Tim Cummins, CEO of the International Association for Contract & Commercial Management (IACCM), expressed that thought in a recent Commitment Matters blog post about the need for a rebalancing of contract terms, especially in the area of risk allocation.
“The unfairness of risk allocation in contracts is one I have encountered many times during discussions in recent weeks,” he writes. “There is a feeling that large corporations and major public sector bodies have become more risk averse and have used current economic conditions to exert their strength – liabilities, indemnities, IP rights, termination provisions, performance criteria and (in the corporate sector) payment terms have been areas of focus.”
These same organizations “think nothing of using their power to force unilateral renegotiation when conditions change,” Tim continues. “Overall, I think things have become worse.”
There’s a persistent belief that harsh, muscular terms will drive performance. For complicated or long-term relationships, “all the evidence points the other way … unfairness undermines loyalty and commitment, leading to poorer outcomes and therefore added risk.”
Recognition of this problem goes back more than 40 years. In 1968 the legal scholar Ian R. Macneil observed that most contracts are ill-equipped to address the reality of business needs. In Contracts: Instruments for Social Cooperation, he wrote that contracts are rooted in the classical approach to contract law and thus crafted to address transactions and legal protections such as pricing and price changes, service levels, limitation of liability, indemnification and liquidated damages.
Macneil was instrumental in developing a wider view of the contract, called relational contract theory. He contended that business-to-business contracts should be “instruments for social cooperation,” adding that contracts can be “governed efficiently only if the parties adopt a consciously cooperative attitude.” He said that contracts are rooted in relationships and activities that have a large context, rather than as the discrete transactions prescribed in a contract.
Macneil challenged lawyers to rethink their approach to business-to-business agreements and criticized the classic approaches to contract law.
That rethinking really has not occurred in a comprehensive way. An April 2010 study by the IACCM concluded that contract terms remain mired in the classical legal approach of contract law, focusing almost exclusively and hierarchically on pricing, limiting liability, indemnification, service and transaction levels, risk mitigation, and liquidated damages.
Though Tim says things are worse he also sees some light end of the tunnel. “I have the impression that an increasing number of organizations are starting to question their approach.
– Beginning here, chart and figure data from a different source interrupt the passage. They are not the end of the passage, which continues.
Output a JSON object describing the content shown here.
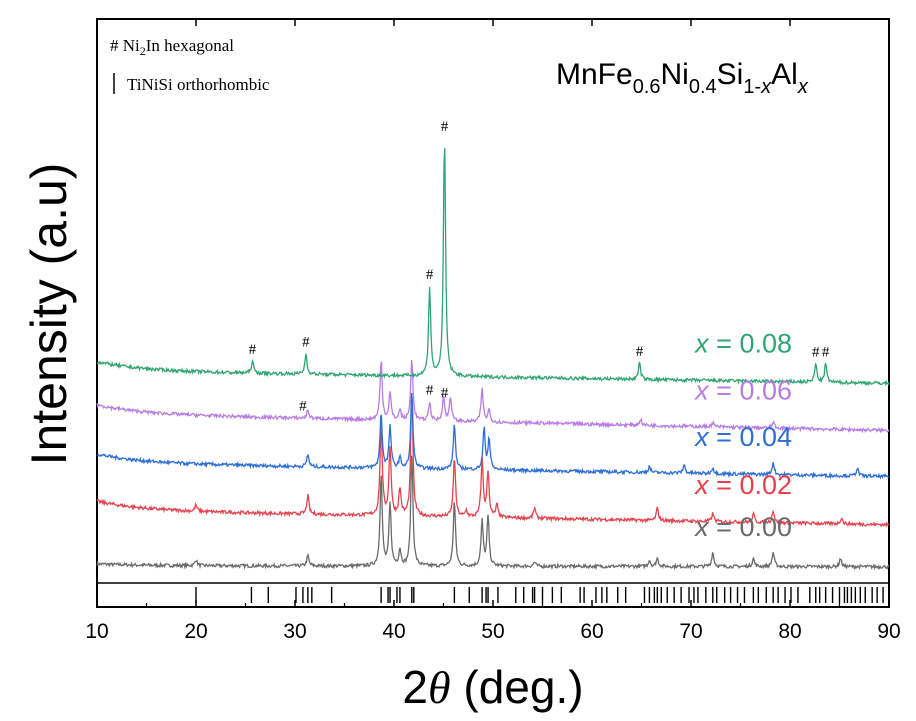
{
  "chart_data": {
    "type": "line",
    "title": "MnFe0.6Ni0.4Si1-xAlx",
    "formula": {
      "p1": "MnFe",
      "s1": "0.6",
      "p2": "Ni",
      "s2": "0.4",
      "p3": "Si",
      "s3a": "1-",
      "s3b": "x",
      "p4": "Al",
      "s4": "x"
    },
    "xlabel": "2θ (deg.)",
    "xlabel_parts": {
      "num": "2",
      "theta": "θ",
      "rest": " (deg.)"
    },
    "ylabel": "Intensity (a.u)",
    "xlim": [
      10,
      90
    ],
    "xticks": [
      10,
      20,
      30,
      40,
      50,
      60,
      70,
      80,
      90
    ],
    "yticks": false,
    "legend": {
      "hash_entry": {
        "symbol": "#",
        "label_pre": "Ni",
        "label_sub": "2",
        "label_post": "In hexagonal"
      },
      "bar_entry": {
        "label": "TiNiSi orthorhombic"
      }
    },
    "series": [
      {
        "name": "x = 0.00",
        "var": "x",
        "value_text": " = 0.00",
        "color": "#6b6b6b",
        "baseline": 0.6,
        "end_baseline": 0.55,
        "peaks": [
          [
            20.0,
            0.3
          ],
          [
            31.3,
            0.5
          ],
          [
            38.7,
            4.5
          ],
          [
            39.6,
            3.0
          ],
          [
            40.6,
            0.8
          ],
          [
            41.8,
            5.5
          ],
          [
            46.1,
            3.2
          ],
          [
            48.9,
            2.2
          ],
          [
            49.5,
            2.4
          ],
          [
            54.2,
            0.2
          ],
          [
            65.8,
            0.3
          ],
          [
            66.6,
            0.4
          ],
          [
            72.2,
            0.7
          ],
          [
            76.3,
            0.4
          ],
          [
            78.3,
            0.7
          ],
          [
            85.1,
            0.4
          ]
        ]
      },
      {
        "name": "x = 0.02",
        "var": "x",
        "value_text": " = 0.02",
        "color": "#e8414e",
        "baseline": 3.3,
        "end_baseline": 2.6,
        "peaks": [
          [
            20.0,
            0.3
          ],
          [
            31.3,
            0.9
          ],
          [
            38.7,
            4.6
          ],
          [
            39.6,
            3.3
          ],
          [
            40.6,
            1.3
          ],
          [
            41.8,
            6.1
          ],
          [
            46.1,
            2.9
          ],
          [
            47.3,
            0.3
          ],
          [
            48.9,
            2.8
          ],
          [
            49.5,
            2.2
          ],
          [
            50.4,
            0.6
          ],
          [
            54.2,
            0.5
          ],
          [
            66.6,
            0.6
          ],
          [
            72.2,
            0.4
          ],
          [
            76.3,
            0.4
          ],
          [
            78.3,
            0.6
          ],
          [
            85.2,
            0.3
          ]
        ]
      },
      {
        "name": "x = 0.04",
        "var": "x",
        "value_text": " = 0.04",
        "color": "#2e6fd6",
        "baseline": 5.6,
        "end_baseline": 4.95,
        "peaks": [
          [
            31.3,
            0.6
          ],
          [
            38.7,
            2.7
          ],
          [
            39.6,
            2.0
          ],
          [
            40.6,
            0.5
          ],
          [
            41.8,
            3.8
          ],
          [
            46.1,
            2.2
          ],
          [
            49.1,
            2.0
          ],
          [
            49.6,
            1.5
          ],
          [
            65.8,
            0.3
          ],
          [
            69.3,
            0.4
          ],
          [
            72.2,
            0.3
          ],
          [
            78.3,
            0.6
          ],
          [
            86.8,
            0.4
          ]
        ]
      },
      {
        "name": "x = 0.06",
        "var": "x",
        "value_text": " = 0.06",
        "color": "#b87de4",
        "baseline": 8.0,
        "end_baseline": 7.2,
        "peaks": [
          [
            31.3,
            0.4
          ],
          [
            38.7,
            2.9
          ],
          [
            39.6,
            1.3
          ],
          [
            40.6,
            0.5
          ],
          [
            41.8,
            3.0
          ],
          [
            43.6,
            0.9
          ],
          [
            45.0,
            1.2
          ],
          [
            45.7,
            1.2
          ],
          [
            48.9,
            1.6
          ],
          [
            49.6,
            0.6
          ],
          [
            64.9,
            0.3
          ],
          [
            72.2,
            0.2
          ],
          [
            78.3,
            0.3
          ]
        ]
      },
      {
        "name": "x = 0.08",
        "var": "x",
        "value_text": " = 0.08",
        "color": "#2fa572",
        "baseline": 10.1,
        "end_baseline": 9.5,
        "peaks": [
          [
            25.7,
            0.6
          ],
          [
            31.1,
            1.0
          ],
          [
            43.6,
            4.3
          ],
          [
            45.1,
            11.6
          ],
          [
            64.8,
            0.8
          ],
          [
            82.6,
            0.9
          ],
          [
            83.6,
            0.9
          ]
        ]
      }
    ],
    "hash_markers": [
      {
        "series": "x = 0.08",
        "x": [
          25.7,
          31.1,
          43.6,
          45.1,
          64.8,
          82.6,
          83.6
        ]
      },
      {
        "series": "x = 0.06",
        "x": [
          30.8,
          43.6,
          45.1
        ]
      }
    ],
    "reference_bars": [
      20.0,
      25.6,
      27.3,
      30.1,
      30.8,
      31.3,
      31.7,
      33.7,
      38.7,
      39.4,
      39.6,
      40.3,
      40.6,
      41.8,
      42.0,
      46.1,
      47.6,
      48.9,
      49.3,
      49.5,
      50.5,
      52.3,
      53.1,
      54.0,
      54.2,
      55.0,
      56.0,
      56.9,
      58.8,
      59.2,
      60.4,
      61.0,
      61.5,
      62.6,
      63.4,
      65.3,
      65.8,
      66.3,
      66.6,
      67.0,
      67.6,
      68.3,
      69.0,
      69.8,
      70.3,
      70.7,
      71.5,
      72.2,
      72.6,
      73.4,
      74.0,
      74.7,
      75.4,
      76.3,
      76.8,
      77.6,
      78.3,
      78.8,
      79.5,
      80.1,
      80.8,
      82.0,
      82.6,
      83.0,
      83.6,
      84.3,
      85.0,
      85.5,
      85.8,
      86.2,
      86.6,
      87.1,
      87.6,
      88.3,
      88.8,
      89.4
    ]
  }
}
This is leading to a number who have renounced liquidated damages; some who are questioning how they can be more intelligent in protecting (and exploiting IP); others who are looking for shared approaches to governance through better change provisions, escalation procedures and added flexibility through mechanisms such as ‘hardship clauses’. I believe the door is opening for those suppliers who engage early and demonstrate their capabilities and commitment to deliver.”
The Vested Outsourcing Manual addresses this longstanding contracting problem by changing the way companies and service providers interact. Job one is collaboration and a non-adversarial mindset in which the parties sit with each other at the conference table and jointly discuss their intentions, objectives and Desired Outcomes before they think about final contract terms.
I heartily agree with Tim that “relationships that extend beyond a few transactions will always depend on trust and cooperation. Failure to establish and sustain these characteristics will always result in degraded performance and missed opportunities.”
A Vested Outsourcing partnership is based on trust, cooperation and contracts that are real, sustainable and aligned for the long-term win-win.